Today (January 23) in London History – the Voice of Jupiter

This one’s about The Voice of Jupiter.


Usual deal. We’ll give the obvious ones a miss. You know the kind of thing I mean. For example, Queen Elizabeth I opening the Royal Exchange on January 23rd, 1571. Ditto the death of the famous Prime Minister William Pitt the younger. Known as the three-bottle man because of his heavy consumption of port wine, Pitt was the chappie who gave us the income tax. He bowed out on January 23, 1806. Died at home. In his house on Putney Green. Or the proceedings in the House of Lords being televised for the first time.

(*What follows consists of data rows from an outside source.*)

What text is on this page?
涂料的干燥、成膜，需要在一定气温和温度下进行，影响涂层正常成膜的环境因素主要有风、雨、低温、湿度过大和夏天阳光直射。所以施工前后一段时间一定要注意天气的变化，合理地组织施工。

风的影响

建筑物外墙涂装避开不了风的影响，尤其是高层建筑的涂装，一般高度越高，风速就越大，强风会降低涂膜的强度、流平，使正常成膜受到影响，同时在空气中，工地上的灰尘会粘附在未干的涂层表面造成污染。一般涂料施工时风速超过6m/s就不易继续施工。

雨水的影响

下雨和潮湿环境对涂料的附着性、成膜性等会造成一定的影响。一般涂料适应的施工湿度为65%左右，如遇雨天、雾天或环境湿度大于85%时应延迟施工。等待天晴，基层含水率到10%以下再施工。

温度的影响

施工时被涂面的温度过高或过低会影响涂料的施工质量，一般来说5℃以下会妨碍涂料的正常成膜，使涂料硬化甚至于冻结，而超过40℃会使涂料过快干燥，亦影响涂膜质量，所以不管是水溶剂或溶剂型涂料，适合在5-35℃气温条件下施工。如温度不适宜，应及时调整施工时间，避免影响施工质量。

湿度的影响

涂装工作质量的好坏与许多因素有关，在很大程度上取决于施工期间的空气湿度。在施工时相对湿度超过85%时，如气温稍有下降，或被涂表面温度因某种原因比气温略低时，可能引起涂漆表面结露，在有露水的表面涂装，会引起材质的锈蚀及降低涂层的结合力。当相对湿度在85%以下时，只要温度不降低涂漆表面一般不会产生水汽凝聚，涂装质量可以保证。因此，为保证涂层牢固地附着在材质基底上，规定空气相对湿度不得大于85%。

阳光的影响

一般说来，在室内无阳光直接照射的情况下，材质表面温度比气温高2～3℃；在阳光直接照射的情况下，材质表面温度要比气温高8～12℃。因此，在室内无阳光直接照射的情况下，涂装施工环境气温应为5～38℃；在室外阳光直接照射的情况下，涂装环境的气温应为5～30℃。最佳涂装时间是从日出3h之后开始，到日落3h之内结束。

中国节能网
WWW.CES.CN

Television finally got its snout in the trough in there on January 23, 1985. 

No, we’ll give the achingly obvious ones a miss.

We’ll London Walks January 23rd.

So backing up to get another run at this, here’s a thought for you.

London’s like a musical instrument. A very large musical instrument. Like an organ. Like the organ at the Royal Albert Hall. There was a time when the Royal Albert Hall organ was the largest organ in the world. Just as there was a time when London was the largest city in the world. In our own way we’re all playing that mighty organ called London. Playing it for better or for worse. Finding out what’s there. Finding out what it can do. Yes, discovering it. Making music with it. 

And sure enough, today’s a good day to bring up the Royal Albert Hall organ because it was on this day, January 23rd, 1934 that the Voice of Jupiter reached full maturity.

Now we have to be careful here. The original Royal Albert Hall organ was unveiled in 1871. It was built by Henry Willis, a great organist himself. He called it The Voice of Jupiter. 

Not bad at all. But The Voice of Jupiter became even mightier some 60 years later. The Durham firm of Harrison and Harrison rebuilt the Willis organ. They souped up the Voice of Jupiter. That rebuild – which amazingly isn’t very well known – came thundering onto the world stage on this day, January 23rd, 1934. That’s what we’re looking at here.

A special recital was laid on for the occasion. The star turns – apart from the organ – were the organist of Salisbury Cathedral, the organist of Temple Church and the organist of Birmingham Town Hall. The 800-voices-strong Royal Choral Society was there. Memorable occasion.

But let’s meet the star of the show. The big fella was the finest organ in the world. And no question about it, the biggest organ in the world. The vital statistics tell the story.

The rebuild weighed about 175 tons. It occupied over 65,000 cubic feet of space. It had 10,491 speaking pipes. It had 80 miles of electric cable. It had Seven tonal departments (six manual and one pedal). It had four keyboards. It had 176 drawstops. The blowing plant – described as the most powerful in the country – was comprised of two electric motors, 10 horsepower and five horsepower respectively. They drove the blowers that supplied all the wind up to ten-inch pressure. And there were two eight horsepower motors to drive the rotary compressors that supplied wind up to 30-inch pressure. It took 112 craftsmen nearly six years to build. It cost £26,000. Let’s get that into perspective. Average earnings at the time were £195 a year. You could buy a London terrace house for £395. The price of the Royal Albert Hall organ would have bought you 65 London houses. And tuning the beast: that cost £200 a year. A year’s average earnings. 

Was it worth it? I think so. It was more complete in tonal design than any other organ in the world. It had unparalleled range, power, and flexibility.

And what happened to it? Well, it’s still there. By the end of the 20th century it was in a bad state, so it’s had an extensive rebuild – now it’s just under 10,000 pipes. But by and large it’s the same old Voice of Jupiter. No longer the biggest in the country, that title’s passed to the organ in Liverpool Cathedral. 

But it holds its own. 

And sure enough, there’s a takeaway for me. For one of my walks. Henry Willis, who built the first Royal Albert Hall organ, was a very fine organist himself. He lived up here. North London. He’s still here. He’s in Highgate Cemetery. Best of all though, turns out he was the organist for St. John’s Hampstead, the beautiful old parish church where my Hampstead Walk ends. And on that note here ends the Today in London History podcast for January 23rd.

See you tomorrow. Keep on Londoning.